過程中身體,像是被轉化成某種無法觸碰的光體。
 
一直下墜,像光一樣沒有下墜感地傳送下去。
 
「嗖——」穿界。
 
草鞋逐漸在某處成形,腳底開始有重量感,膝蓋慢慢支撐身體。
 
白光脫皮消失。
 
 
視線再度清晰,是二十秒之後。
 
最先映入眼簾,是一道廁格的門。
 
我正站在廁格內,面向著門,背後是白色坐廁。
 
「程強,你係唔係度啊?」春郎在右邊的廁格叫喚。
 
「我係度啊。
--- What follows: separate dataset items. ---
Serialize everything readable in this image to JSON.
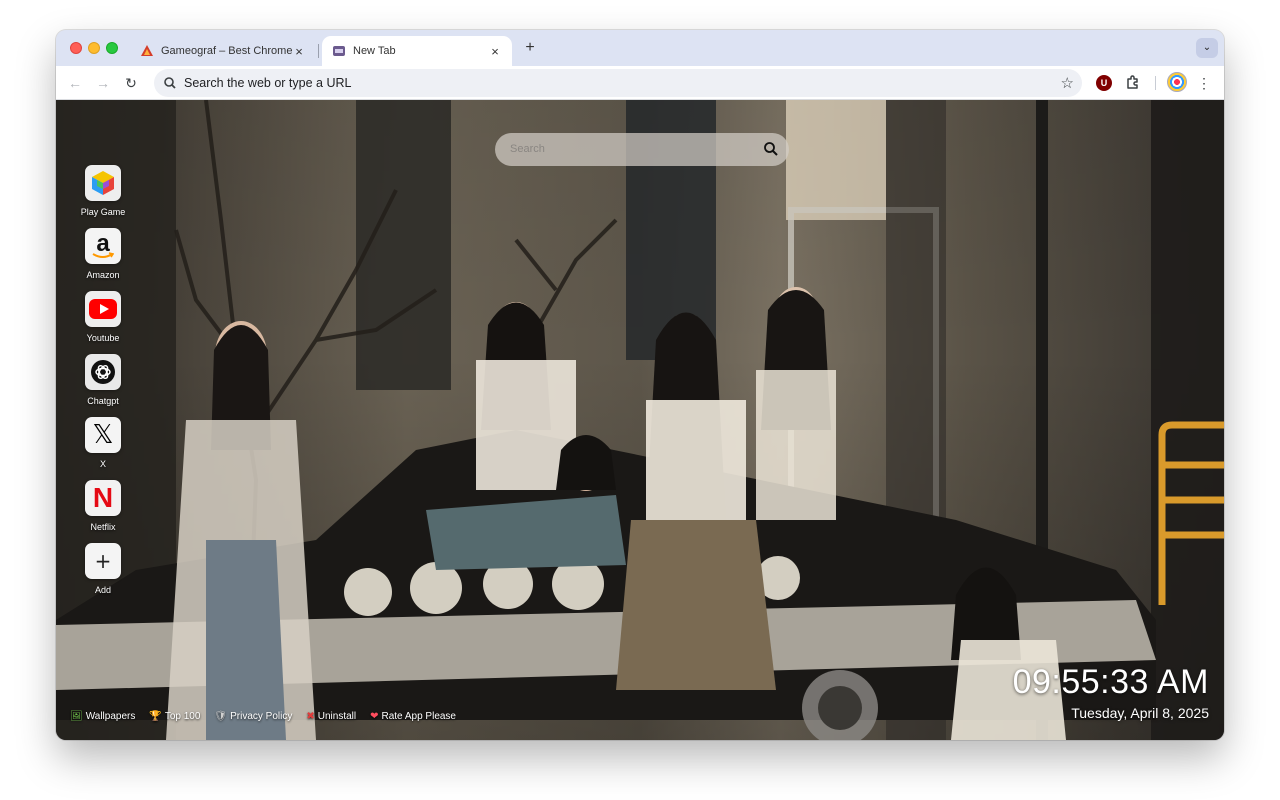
{
  "browser": {
    "tabs": [
      {
        "title": "Gameograf – Best Chrome Li",
        "close": "×"
      },
      {
        "title": "New Tab",
        "close": "×"
      }
    ],
    "new_tab": "+",
    "tab_search": "⌄",
    "nav": {
      "back": "←",
      "forward": "→",
      "reload": "↻"
    },
    "omnibox_placeholder": "Search the web or type a URL",
    "star": "☆",
    "menu": "⋮",
    "extension_ublock": "U"
  },
  "newtab": {
    "search_placeholder": "Search",
    "shortcuts": [
      {
        "label": "Play Game",
        "icon": "cube-icon"
      },
      {
        "label": "Amazon",
        "icon": "amazon-icon",
        "glyph": "a"
      },
      {
        "label": "Youtube",
        "icon": "youtube-icon"
      },
      {
        "label": "Chatgpt",
        "icon": "chatgpt-icon"
      },
      {
        "label": "X",
        "icon": "x-icon",
        "glyph": "𝕏"
      },
      {
        "label": "Netflix",
        "icon": "netflix-icon",
        "glyph": "N"
      },
      {
        "label": "Add",
        "icon": "plus-icon",
        "glyph": "+"
      }
    ],
    "footer_links": [
      {
        "emoji": "🖼",
        "label": "Wallpapers"
      },
      {
        "emoji": "🏆",
        "label": "Top 100"
      },
      {
        "emoji": "🛡",
        "label": "Privacy Policy"
      },
      {
        "emoji": "✖",
        "label": "Uninstall"
      },
      {
        "emoji": "❤",
        "label": "Rate App Please"
      }
    ],
    "clock": "09:55:33 AM",
    "date": "Tuesday, April 8, 2025"
  },
  "colors": {
    "youtube": "#ff0000",
    "netflix": "#e50914",
    "ublock": "#800000"
  }
}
」我回應一聲,拉起衣袖,左手手背的「人」字紋身正在閃爍。
 
「數三聲一齊開門。」春郎興奮地說。
 
「一、    二……」我們一起數,一同扭鎖,「咔。」
 
「三!」推門,「吱——」
 
「沙沙——沙沙——呼沙沙——」微風刮起地面的沙,從右邊刮到左邊去。
 
面前沒有鏡、沒有洗手的地方,沒有其他建築。
 
烈日當空,炎熱的沙漠,一望無際。